Rządy nadal sponsorują szpiegostwo cybernetyczne

Współpraca między RSA i NSA jest postrzegana jako zdrada zaufania. Dlatego szybko zorganizowano alternatywne wydarzenie, na którym prelegenci sprzeciwiający się działaniom RSA mogliby poruszać takie kwestie jak masowa inwigilacja NSA. Podczas konferencji TrustyCon zbierano też fundusze dla fundacji EFF, które mają zostać przeznaczone na wsparcie inicjatyw mających na celu ujawnianie i walkę z działaniami szpiegowskimi NSA.

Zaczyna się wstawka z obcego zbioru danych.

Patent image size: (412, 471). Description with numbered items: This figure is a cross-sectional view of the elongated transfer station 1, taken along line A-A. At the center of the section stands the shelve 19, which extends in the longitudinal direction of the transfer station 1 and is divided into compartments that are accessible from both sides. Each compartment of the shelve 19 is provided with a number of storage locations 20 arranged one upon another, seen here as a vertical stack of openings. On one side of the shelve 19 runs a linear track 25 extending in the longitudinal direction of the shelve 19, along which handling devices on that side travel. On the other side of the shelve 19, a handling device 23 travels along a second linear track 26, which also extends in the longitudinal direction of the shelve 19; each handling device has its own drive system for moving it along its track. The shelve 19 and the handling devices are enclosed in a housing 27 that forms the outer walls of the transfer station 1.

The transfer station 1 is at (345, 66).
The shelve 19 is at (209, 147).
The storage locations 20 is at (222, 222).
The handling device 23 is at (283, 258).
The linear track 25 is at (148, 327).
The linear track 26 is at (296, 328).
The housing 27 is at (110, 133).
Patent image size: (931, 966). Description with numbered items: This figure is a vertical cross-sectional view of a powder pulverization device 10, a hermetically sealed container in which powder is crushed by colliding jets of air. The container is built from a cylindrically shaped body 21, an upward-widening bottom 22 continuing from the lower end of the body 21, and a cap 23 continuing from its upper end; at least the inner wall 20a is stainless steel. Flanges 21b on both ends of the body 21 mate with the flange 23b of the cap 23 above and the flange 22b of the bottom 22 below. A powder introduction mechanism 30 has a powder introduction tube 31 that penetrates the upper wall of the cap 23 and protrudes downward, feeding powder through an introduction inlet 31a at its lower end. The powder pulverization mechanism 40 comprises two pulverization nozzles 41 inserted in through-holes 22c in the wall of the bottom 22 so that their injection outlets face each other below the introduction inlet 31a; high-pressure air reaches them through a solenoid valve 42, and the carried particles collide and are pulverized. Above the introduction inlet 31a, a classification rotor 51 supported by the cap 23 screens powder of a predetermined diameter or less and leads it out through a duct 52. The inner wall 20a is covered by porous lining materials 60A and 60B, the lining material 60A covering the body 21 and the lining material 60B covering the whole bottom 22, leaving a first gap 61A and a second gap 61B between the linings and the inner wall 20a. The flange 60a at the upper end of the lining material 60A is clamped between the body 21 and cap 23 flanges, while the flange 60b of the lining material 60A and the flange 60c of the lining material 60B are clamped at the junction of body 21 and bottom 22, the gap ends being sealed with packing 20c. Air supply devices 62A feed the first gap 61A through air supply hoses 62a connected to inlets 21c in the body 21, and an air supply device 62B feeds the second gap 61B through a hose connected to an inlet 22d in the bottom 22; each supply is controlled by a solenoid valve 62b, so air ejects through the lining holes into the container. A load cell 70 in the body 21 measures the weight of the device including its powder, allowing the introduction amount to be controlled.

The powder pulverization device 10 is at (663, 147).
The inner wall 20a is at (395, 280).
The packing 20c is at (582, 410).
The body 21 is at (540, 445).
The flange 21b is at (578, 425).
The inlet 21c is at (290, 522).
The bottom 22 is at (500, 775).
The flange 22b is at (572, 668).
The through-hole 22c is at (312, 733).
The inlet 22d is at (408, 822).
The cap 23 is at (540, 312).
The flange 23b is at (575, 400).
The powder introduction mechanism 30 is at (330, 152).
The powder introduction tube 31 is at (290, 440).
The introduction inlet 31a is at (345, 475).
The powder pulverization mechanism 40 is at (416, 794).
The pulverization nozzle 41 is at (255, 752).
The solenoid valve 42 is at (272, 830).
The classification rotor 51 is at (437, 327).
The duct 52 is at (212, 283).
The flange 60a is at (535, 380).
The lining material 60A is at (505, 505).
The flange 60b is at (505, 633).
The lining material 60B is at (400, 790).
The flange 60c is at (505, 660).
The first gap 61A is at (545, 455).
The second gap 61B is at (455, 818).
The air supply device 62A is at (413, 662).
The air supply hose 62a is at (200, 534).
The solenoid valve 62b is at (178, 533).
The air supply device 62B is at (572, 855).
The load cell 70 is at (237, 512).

Jednym z prelegentów konferencji TrustyCon był Mikko Hypponen, główny analityk w firmie F-Secure, który wcześniej również zrezygnował z udziału w Konferencji RSA. Jego zdaniem, nadeszły czasy, w których złośliwe oprogramowanie tworzą nie tylko cyberprzestępcy, ale też rządy, w tym rząd amerykański. Co ważne, światowa dominacja Stanów Zjednoczonych wynika nie tylko z ich potęgi militarnej, która jest też źródłem finansowania szpiegostwa cybernetycznego i rozwoju służących do tego celu narzędzi, lecz także dużego potencjału na rynku usług internetowych, którą reprezentują takie firmy, jak Google, Microsoft i Facebook.

Zobacz również:

  • Przeglądarka Chrome będzie jeszcze jakiś czas akceptować pliki cookie
  • Rosja użyła technologii rozpoznawania twarzy. Chce wiedzieć, kto był na pogrzebie Nawalnego

Doniesienia o rzekomym nadużywaniu władzy przez rząd amerykański w postaci inwigilacji w internecie wywołały negatywne reakcje w Europie i Ameryce Południowej. Oburzenie internautów zmusiło rządy innych państw do szukania alternatywnych rozwiązań niemal w każdym obszarze, jaki wiąże się ze Stanami Zjednoczonymi.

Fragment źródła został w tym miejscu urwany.